NEW YORK — The board at Goody’s Family Clothing has determined that the all-cash offer of $8.85 per share from Prentice Capital Management and GMM Capital is “superior” to an earlier bid by affiliates of Sun Capital Partners at $8 per share.
The board said it already notified Sun that the retailer intends to terminate the merger agreement it signed with the company. But under the terms of that agreement, Sun has until Oct. 27 to submit a revised proposal. Goody’s, during the same period, is required to negotiate in good faith with Sun, per the terms of their merger agreement.

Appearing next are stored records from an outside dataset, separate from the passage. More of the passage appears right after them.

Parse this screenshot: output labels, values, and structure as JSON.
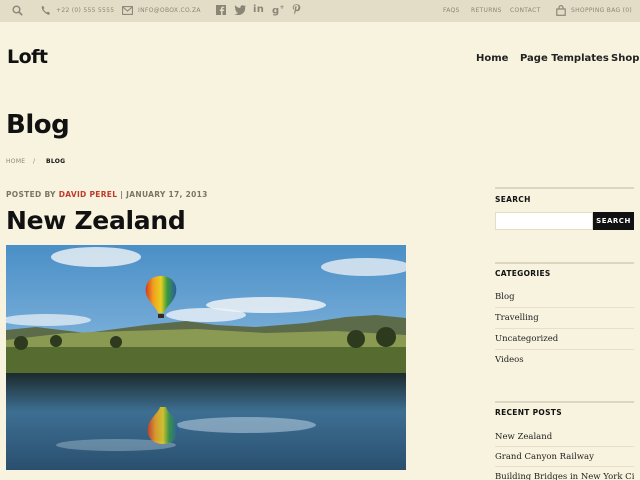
{
  "topbar": {
    "phone": "+22 (0) 555 5555",
    "email": "INFO@OBOX.CO.ZA",
    "links": [
      "FAQS",
      "RETURNS",
      "CONTACT"
    ],
    "cart": "SHOPPING BAG (0)"
  },
  "header": {
    "logo": "Loft",
    "nav": [
      "Home",
      "Page Templates",
      "Shop"
    ]
  },
  "page": {
    "title": "Blog",
    "breadcrumb": {
      "home": "HOME",
      "separator": "/",
      "current": "BLOG"
    }
  },
  "post": {
    "meta_prefix": "POSTED BY",
    "author": "DAVID PEREL",
    "meta_sep": "|",
    "date": "JANUARY 17, 2013",
    "title": "New Zealand"
  },
  "sidebar": {
    "search": {
      "heading": "SEARCH",
      "placeholder": "",
      "button": "SEARCH"
    },
    "categories": {
      "heading": "CATEGORIES",
      "items": [
        "Blog",
        "Travelling",
        "Uncategorized",
        "Videos"
      ]
    },
    "recent": {
      "heading": "RECENT POSTS",
      "items": [
        "New Zealand",
        "Grand Canyon Railway",
        "Building Bridges in New York City"
      ]
    }
  },
  "colors": {
    "background": "#f8f3df",
    "topbar": "#e3ddc8",
    "accent": "#c0392b",
    "button": "#111111"
  }
}
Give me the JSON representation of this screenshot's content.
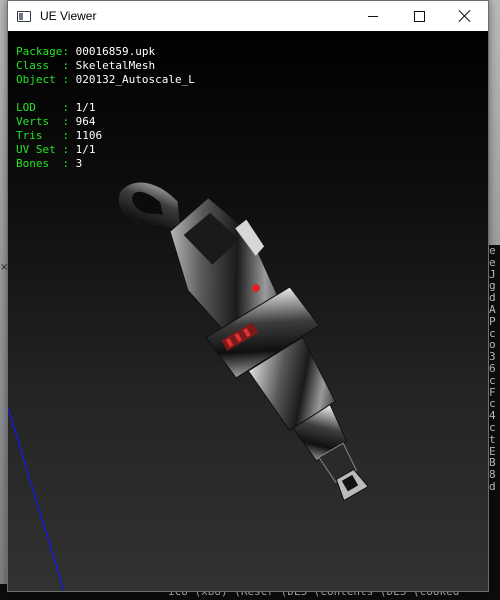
{
  "window": {
    "title": "UE Viewer"
  },
  "info": {
    "package_label": "Package:",
    "package": "00016859.upk",
    "class_label": "Class  :",
    "class": "SkeletalMesh",
    "object_label": "Object :",
    "object": "020132_Autoscale_L",
    "lod_label": "LOD    :",
    "lod": "1/1",
    "verts_label": "Verts  :",
    "verts": "964",
    "tris_label": "Tris   :",
    "tris": "1106",
    "uvset_label": "UV Set :",
    "uvset": "1/1",
    "bones_label": "Bones  :",
    "bones": "3"
  },
  "colors": {
    "label": "#23e523",
    "value": "#ffffff",
    "axis": "#1a1ad0"
  },
  "background": {
    "console_lines": [
      "e",
      "e",
      "J",
      "g",
      "d",
      "A",
      "P",
      "c",
      "o",
      "3",
      "6",
      "c",
      "F",
      "c",
      "4",
      "c",
      "t",
      "E",
      "B",
      "8",
      "d"
    ],
    "bottom_text": "ico (xbo) (Rescr (DLS (Contents (DLS (cooked"
  }
}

Financo Inc., an investment banking firm specializing in retail and consumer goods, represented Prentice and GMM in the transaction. The two financial firms, in connection with their offer, have delivered to Goody’s an executed merger agreement, and have agreed to keep the offer open until the deal with Sun Capital is officially terminated.
The agreement with Sun was signed on Oct. 7, and since then Goody’s has been the target of a bidding war. Prentice and GMM upped their bids several times, and another undisclosed third party is also in talks with Goody’s, the retailer disclosed. It added that those discussions are still ongoing, but would end if no superior proposal is received prior to the time Goody’s executes the merger agreement with Prentice-GMM.
Meanwhile, three lawsuits have been filed against the Knoxville, Tenn.-based Goody’s in connection with its plans to be acquired by Sun Capital. The lawsuits alleged that the retailer and its directors “breached fiduciary duties.” Goody’s said all three lawsuits are “without merit.”